Wednesday, July 28, 2010

Risk of Double Dips Recession Looming in the U.S, Thee Shall not Fear Debt

U.S Treasury Yield bertenor 10 tahun turun ke 2.98%, terendah sepanjang empat tahun terakhir. Rendahnya yield tidak mencerminkan solidnya prospek ekonomi US, melainkan sebaliknya, rapuh. Hanya 590,000 pekerjaan yang dihasilkan selama 6 bulan pertama, bandingkan dengan jumlah pekerjaan yang hilang sebesar 9.5 juta selama resesi. Pendek kata, sulit untuk mendapatkan pertumbuhan ekonomi tinggi tanpa ada kemajuan dalam angka pengangguran U.S. Sementara pengetatan budget di Zona Eropa membuat pertumbuhan ekonomi Euro zone nyaris mendekati nol. Akibatnya Bursa Asia pagi ini dibuka melemah, Australia ASX (-0.68%), Nikkei 225 (-1.81%), dan Kospi (-1.3%). Namun Rendahnya tingkat hutang rumah tangga (household debt) akan mencegah Indonesia dari double dips yang mungkin bisa terjadi di U.S dan Eropa.

Rasio consumer lending to GDP di Indonesia relatif rendah (8%), sementara kredit properti hanya mencakup 2.4% dari total GDP. Rendahnya ratio hutang tersebut membantu mencegah krisis keuangan global dan membantu pertumbuhan kredit baik pada sektor retail maupun properti . Dengan dipertahankannya BI rate pada angka 6.5% selama 12 bulan berturut-turut, pertumbuhan kredit sektor konsumen akan terbantu secara signifikan.
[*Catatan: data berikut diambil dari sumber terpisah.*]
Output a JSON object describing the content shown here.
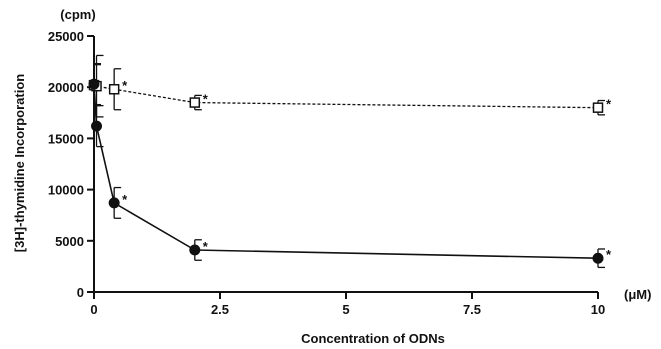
{
  "chart_data": {
    "type": "line",
    "xlabel": "Concentration of ODNs",
    "ylabel": "[3H]-thymidine Incorporation",
    "x_unit": "(μM)",
    "y_unit": "(cpm)",
    "xlim": [
      0,
      10
    ],
    "ylim": [
      0,
      25000
    ],
    "x_ticks": [
      0,
      2.5,
      5,
      7.5,
      10
    ],
    "x_tick_labels": [
      "0",
      "2.5",
      "5",
      "7.5",
      "10"
    ],
    "y_ticks": [
      0,
      5000,
      10000,
      15000,
      20000,
      25000
    ],
    "y_tick_labels": [
      "0",
      "5000",
      "10000",
      "15000",
      "20000",
      "25000"
    ],
    "grid": false,
    "significance_mark": "*",
    "series": [
      {
        "marker": "open-square",
        "line_style": "dashed",
        "x": [
          0,
          0.05,
          0.4,
          2,
          10
        ],
        "y": [
          20200,
          20100,
          19800,
          18500,
          18000
        ],
        "error": [
          2000,
          3000,
          2000,
          700,
          700
        ],
        "starred": [
          false,
          false,
          true,
          true,
          true
        ]
      },
      {
        "marker": "filled-circle",
        "line_style": "solid",
        "x": [
          0,
          0.05,
          0.4,
          2,
          10
        ],
        "y": [
          20300,
          16200,
          8700,
          4100,
          3300
        ],
        "error": [
          2000,
          2000,
          1500,
          1000,
          900
        ],
        "starred": [
          false,
          false,
          true,
          true,
          true
        ]
      }
    ]
  }
}
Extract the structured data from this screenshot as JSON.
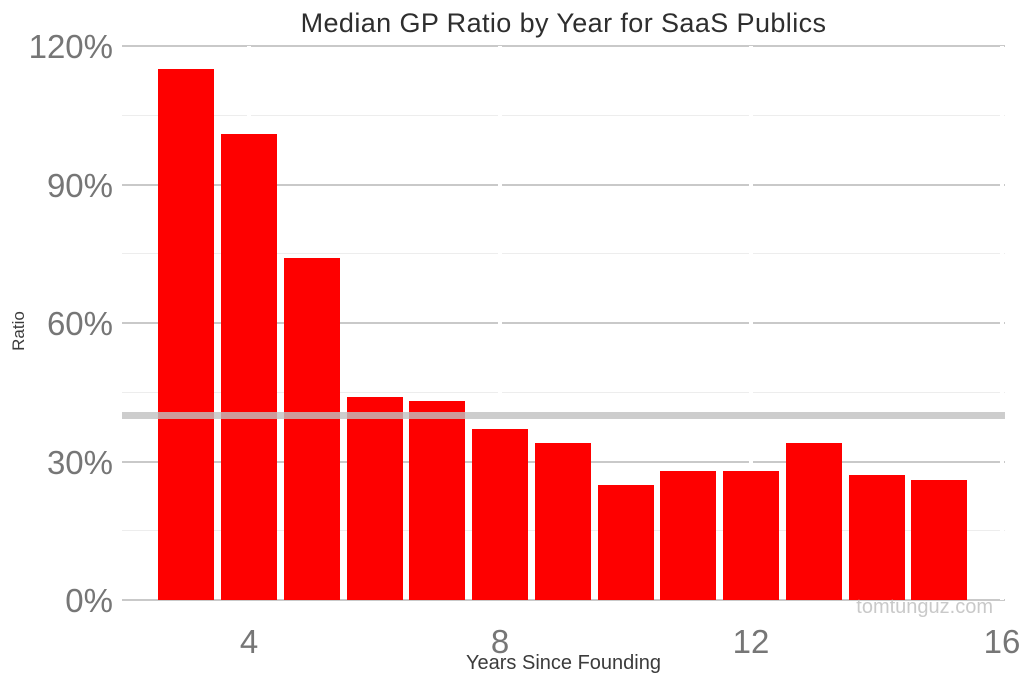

Hal ini juga ditopang oleh menguatnya Indeks Keyakinan Konsumen (IKK) Bank Indonesia pada bulan Juni yang meningkat 1,5 poin ke level 111.4 dibanding bulan sebelumnya. Kenaikan ekspektasi konsumen terhadap kondisi perekonomian 6 bulan mendatang yang didukung oleh membaiknya beberapa indikator ekonomi juga ikut mendorong kenaikan IKK. Katalis positif untuk sektor perbankan seperti BBRI, BMRI, BBTN dan sektor retail seperti INDF, KLBF, RALS dan ASII.

Penjualan mobil China selama Juni 10.9% (MoM) dibandingkan bulan Mei (25% MoM). Melambannya industri automotif, akan diiringi oleh lemahnya permintaan baja serta permintaan batubara dan nickel. Untuk sementara ini kami masih bearish terhadap komoditas, sampai kami melihat jelas apakah China mengalami soft landing yang memang sangat diperlukan untuk meredam tingginya inflasi di sektor properti dan upah tenaga kerja. Namun secara jangka panjang kami masih bullish terhadap komoditas.